Most of the teachers working in the 900 odd primary and secondary schools, also are on contract. The School Service Commission, which recruits teachers to secondary schools, has not been functional in the hills since its inception in 1998.
Nearly all executive officers — most of them deputy magistrates who took charge after the earlier officers in charge of the departments resigned — reported for duty. Many said it was difficult to work without the help of the contractual employees.
The administrator of the DGHC, B.L. Meena, and district magistrate Surendra Gupta, who is also the principal secretary of the council, were out of town today.

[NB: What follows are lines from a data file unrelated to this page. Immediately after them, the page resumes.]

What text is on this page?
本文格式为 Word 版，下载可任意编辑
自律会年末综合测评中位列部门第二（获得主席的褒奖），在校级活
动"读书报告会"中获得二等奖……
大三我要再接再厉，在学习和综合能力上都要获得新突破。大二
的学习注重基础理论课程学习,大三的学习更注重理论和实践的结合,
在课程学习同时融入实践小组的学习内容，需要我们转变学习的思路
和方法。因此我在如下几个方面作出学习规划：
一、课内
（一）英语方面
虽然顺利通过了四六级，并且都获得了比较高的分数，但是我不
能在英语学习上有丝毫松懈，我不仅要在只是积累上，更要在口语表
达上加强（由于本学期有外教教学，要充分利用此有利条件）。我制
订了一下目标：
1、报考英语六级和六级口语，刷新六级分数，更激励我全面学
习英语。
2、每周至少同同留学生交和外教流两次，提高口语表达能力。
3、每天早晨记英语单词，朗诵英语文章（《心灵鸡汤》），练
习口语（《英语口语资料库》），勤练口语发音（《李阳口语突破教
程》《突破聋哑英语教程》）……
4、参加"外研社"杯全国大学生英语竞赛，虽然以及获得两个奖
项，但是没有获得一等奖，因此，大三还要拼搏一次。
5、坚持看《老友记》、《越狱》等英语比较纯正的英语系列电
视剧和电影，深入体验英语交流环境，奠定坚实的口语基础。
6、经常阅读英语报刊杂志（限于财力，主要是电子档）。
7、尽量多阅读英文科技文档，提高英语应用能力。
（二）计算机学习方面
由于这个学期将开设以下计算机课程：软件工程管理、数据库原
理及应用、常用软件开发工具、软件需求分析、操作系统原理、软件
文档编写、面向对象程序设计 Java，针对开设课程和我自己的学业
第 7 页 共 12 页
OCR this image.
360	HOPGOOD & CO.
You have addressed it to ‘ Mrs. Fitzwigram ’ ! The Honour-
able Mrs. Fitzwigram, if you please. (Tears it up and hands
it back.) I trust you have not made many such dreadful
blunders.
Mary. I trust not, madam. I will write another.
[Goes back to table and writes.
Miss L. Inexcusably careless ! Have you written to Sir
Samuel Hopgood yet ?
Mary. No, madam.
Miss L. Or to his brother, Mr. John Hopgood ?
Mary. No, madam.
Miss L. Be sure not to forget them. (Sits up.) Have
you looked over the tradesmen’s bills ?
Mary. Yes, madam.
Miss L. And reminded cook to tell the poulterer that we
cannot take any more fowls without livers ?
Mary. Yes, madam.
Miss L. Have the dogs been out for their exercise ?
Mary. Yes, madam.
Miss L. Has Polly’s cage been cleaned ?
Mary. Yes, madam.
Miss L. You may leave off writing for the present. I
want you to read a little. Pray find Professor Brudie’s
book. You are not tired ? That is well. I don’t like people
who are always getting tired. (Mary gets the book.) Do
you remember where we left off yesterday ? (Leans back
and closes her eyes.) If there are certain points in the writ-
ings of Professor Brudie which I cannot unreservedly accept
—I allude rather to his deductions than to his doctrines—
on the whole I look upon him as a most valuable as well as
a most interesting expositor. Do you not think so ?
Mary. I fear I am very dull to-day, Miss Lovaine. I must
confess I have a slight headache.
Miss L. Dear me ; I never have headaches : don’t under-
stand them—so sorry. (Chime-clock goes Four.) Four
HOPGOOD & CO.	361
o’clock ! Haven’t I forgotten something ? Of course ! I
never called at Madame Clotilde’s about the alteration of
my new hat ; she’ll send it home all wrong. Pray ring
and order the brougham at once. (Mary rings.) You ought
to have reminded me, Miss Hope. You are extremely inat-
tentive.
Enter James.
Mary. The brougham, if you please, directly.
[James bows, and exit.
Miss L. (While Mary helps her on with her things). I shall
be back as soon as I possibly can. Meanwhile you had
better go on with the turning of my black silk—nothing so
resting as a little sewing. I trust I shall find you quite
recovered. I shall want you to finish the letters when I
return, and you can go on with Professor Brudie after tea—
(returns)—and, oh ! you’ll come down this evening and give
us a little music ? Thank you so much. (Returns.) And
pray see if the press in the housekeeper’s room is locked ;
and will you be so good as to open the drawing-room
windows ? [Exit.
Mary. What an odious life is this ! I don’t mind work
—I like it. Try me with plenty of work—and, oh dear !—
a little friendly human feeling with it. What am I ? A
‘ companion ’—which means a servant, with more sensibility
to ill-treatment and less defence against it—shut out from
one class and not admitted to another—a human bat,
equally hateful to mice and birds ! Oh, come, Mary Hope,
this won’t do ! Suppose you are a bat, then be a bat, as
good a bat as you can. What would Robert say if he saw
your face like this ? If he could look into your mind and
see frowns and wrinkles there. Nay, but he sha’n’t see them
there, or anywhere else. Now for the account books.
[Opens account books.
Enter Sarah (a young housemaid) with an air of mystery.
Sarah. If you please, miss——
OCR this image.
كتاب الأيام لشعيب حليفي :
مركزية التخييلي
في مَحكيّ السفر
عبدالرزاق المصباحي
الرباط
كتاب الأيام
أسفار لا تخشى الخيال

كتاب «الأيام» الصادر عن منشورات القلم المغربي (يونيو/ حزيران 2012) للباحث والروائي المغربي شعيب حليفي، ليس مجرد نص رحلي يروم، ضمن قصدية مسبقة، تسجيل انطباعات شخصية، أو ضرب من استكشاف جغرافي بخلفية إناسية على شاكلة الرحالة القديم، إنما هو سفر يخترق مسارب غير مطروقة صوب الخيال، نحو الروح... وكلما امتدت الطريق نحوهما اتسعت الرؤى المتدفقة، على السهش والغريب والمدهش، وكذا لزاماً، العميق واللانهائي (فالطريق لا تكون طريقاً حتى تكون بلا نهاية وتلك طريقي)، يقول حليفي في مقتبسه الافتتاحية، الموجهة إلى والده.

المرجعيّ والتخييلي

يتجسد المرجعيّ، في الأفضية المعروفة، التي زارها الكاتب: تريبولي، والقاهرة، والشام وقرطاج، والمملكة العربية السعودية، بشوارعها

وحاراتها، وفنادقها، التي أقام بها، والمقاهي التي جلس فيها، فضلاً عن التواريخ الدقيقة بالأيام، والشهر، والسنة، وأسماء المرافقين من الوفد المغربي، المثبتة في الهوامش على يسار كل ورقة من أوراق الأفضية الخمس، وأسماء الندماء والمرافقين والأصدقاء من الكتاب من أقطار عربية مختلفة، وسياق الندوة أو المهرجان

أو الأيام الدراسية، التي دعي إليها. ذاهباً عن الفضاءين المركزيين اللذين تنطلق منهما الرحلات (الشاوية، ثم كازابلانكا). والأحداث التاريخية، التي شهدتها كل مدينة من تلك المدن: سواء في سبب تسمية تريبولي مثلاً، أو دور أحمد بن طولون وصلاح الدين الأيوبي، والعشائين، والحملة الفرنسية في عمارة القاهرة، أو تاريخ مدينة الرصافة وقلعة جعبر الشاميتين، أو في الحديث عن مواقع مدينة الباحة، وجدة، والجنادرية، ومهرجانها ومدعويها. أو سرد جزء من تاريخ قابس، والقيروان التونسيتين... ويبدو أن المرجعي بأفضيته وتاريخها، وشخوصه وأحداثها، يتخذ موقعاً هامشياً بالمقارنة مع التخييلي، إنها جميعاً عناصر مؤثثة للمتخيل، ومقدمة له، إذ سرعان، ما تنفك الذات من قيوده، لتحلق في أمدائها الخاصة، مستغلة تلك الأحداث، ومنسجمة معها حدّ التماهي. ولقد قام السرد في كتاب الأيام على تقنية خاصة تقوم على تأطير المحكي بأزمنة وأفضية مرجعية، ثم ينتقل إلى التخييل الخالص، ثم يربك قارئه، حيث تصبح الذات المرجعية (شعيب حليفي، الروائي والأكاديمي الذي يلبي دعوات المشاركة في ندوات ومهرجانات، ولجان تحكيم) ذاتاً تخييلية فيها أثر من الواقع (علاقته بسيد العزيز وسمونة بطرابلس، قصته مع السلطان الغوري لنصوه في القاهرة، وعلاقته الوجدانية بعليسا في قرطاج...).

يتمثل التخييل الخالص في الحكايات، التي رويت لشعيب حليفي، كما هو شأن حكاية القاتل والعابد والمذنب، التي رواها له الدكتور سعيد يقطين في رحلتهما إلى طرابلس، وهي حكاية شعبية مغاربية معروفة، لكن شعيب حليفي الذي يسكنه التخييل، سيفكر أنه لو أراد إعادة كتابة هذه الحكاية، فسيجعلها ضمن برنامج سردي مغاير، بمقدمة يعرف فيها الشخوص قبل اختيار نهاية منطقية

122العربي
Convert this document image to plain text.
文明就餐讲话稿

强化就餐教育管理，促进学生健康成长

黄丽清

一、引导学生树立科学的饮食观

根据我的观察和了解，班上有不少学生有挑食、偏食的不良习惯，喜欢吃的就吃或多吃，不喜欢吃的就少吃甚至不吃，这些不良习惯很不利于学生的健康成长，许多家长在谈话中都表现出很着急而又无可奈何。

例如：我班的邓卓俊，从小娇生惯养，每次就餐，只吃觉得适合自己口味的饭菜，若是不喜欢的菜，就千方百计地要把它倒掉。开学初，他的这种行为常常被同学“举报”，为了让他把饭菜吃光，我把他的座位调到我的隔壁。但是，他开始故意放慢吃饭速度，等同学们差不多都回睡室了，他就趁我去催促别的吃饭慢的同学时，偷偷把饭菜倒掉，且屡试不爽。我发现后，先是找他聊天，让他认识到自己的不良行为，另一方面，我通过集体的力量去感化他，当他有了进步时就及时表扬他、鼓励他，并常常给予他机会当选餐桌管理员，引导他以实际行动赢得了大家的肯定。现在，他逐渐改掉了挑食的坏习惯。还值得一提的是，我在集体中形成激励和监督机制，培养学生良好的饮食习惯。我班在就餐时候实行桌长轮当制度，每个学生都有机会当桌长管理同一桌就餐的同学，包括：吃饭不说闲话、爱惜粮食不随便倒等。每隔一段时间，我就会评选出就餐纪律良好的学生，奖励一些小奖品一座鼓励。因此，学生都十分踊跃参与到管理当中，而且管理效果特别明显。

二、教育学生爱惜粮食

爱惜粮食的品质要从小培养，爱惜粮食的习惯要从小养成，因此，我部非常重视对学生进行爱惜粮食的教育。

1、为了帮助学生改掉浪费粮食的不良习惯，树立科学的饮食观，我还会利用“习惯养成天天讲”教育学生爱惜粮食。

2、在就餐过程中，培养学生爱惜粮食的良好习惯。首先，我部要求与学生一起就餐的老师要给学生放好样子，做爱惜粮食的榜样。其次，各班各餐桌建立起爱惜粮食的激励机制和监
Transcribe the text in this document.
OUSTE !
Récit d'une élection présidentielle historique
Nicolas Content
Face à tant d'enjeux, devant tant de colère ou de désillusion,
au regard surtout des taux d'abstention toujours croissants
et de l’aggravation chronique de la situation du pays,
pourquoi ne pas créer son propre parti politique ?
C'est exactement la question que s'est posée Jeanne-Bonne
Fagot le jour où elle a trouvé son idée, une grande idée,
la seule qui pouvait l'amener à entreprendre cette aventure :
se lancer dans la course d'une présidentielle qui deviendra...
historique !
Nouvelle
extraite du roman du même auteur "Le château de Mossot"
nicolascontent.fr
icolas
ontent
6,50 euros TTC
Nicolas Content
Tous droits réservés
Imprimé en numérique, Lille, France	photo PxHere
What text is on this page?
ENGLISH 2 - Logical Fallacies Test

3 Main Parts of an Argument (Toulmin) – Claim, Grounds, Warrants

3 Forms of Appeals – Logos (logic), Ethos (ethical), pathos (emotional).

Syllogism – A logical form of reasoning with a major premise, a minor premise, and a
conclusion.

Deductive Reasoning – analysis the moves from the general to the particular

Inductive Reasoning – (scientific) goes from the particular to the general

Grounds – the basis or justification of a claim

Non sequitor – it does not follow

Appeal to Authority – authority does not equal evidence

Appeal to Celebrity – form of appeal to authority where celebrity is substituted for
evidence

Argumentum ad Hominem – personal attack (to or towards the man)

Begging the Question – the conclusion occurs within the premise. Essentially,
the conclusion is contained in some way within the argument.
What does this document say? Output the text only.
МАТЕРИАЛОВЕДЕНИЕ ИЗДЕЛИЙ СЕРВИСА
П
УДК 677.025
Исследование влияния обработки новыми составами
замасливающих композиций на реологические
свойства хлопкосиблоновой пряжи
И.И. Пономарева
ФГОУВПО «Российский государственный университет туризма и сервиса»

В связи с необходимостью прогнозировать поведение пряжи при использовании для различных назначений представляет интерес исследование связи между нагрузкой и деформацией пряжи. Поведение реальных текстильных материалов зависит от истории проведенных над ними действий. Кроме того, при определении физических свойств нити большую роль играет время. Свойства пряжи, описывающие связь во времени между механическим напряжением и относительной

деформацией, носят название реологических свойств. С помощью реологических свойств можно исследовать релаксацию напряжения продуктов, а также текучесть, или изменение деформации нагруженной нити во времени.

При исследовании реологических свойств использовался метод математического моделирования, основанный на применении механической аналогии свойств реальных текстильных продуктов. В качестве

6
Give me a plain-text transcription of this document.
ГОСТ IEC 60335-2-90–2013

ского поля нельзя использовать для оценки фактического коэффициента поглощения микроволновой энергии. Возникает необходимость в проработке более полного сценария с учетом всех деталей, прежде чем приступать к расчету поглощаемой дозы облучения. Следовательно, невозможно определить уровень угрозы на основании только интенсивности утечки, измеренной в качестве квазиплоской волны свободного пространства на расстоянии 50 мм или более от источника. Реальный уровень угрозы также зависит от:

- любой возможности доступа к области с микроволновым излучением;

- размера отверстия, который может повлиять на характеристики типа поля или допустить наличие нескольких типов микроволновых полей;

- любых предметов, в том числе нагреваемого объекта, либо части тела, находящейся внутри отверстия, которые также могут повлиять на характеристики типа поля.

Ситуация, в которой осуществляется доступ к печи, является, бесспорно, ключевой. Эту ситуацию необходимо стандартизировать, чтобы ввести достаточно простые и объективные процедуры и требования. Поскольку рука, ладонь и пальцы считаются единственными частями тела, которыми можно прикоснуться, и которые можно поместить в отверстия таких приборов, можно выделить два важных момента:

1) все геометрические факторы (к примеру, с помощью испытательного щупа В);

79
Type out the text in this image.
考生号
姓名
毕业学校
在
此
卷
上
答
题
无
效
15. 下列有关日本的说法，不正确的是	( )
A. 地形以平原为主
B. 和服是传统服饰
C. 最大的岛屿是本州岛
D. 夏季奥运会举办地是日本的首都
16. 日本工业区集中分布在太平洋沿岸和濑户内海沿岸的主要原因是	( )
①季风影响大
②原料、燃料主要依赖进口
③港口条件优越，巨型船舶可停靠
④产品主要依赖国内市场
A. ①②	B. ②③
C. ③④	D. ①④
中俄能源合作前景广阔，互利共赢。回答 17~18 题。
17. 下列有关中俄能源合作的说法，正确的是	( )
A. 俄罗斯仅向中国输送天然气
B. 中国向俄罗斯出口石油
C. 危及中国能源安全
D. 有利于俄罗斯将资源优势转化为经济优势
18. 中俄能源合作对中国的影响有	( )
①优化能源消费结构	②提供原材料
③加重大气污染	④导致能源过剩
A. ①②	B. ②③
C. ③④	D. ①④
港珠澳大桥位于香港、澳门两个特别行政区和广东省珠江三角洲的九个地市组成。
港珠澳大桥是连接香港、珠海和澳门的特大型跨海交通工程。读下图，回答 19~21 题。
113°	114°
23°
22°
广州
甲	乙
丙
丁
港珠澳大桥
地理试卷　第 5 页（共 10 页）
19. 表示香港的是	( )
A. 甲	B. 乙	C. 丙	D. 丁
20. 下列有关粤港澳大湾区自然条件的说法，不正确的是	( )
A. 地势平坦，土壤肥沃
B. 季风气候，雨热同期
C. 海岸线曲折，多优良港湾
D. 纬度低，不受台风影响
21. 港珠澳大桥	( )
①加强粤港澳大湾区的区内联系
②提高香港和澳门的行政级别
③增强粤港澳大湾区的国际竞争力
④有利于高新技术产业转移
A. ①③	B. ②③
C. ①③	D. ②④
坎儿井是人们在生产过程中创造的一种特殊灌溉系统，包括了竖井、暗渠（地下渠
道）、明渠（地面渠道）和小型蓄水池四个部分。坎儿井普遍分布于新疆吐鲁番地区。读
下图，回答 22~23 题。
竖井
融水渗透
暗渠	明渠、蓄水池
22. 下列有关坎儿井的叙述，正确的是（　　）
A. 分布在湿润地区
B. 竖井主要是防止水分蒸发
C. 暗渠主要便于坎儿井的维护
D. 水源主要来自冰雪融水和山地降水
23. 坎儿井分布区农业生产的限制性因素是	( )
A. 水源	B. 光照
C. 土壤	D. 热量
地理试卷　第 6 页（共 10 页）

“I have asked a report from the district magistrate about the state of affairs in the hill offices. Once he submits it, I will forward the report to the state government,” said Meena.
The contractual workers have been with the DGHC for the past 20 years. The salaries of most of them range from Rs 2,000 to Rs 5,000.
When GNLF chief Subash Ghisingh was the chairman of the council, the salaries of these employees had been slashed.
Meena had earlier promised that the salaries of the contractual workers would be hiked by Rs 1,000. From July this year, the six-month contract was done away with. The council administrator had said workers would not be bound by a six-month contract and would be allowed to work till their jobs were regularised.
“A workers’ delegation recently met my officers and said they did not want the hike. They want regularisation. The hill affairs department, which is seeing into the matter, had certain queries, the clarifications of which were sent to Calcutta on Monday. A final decision will be taken by the department,” said Meena.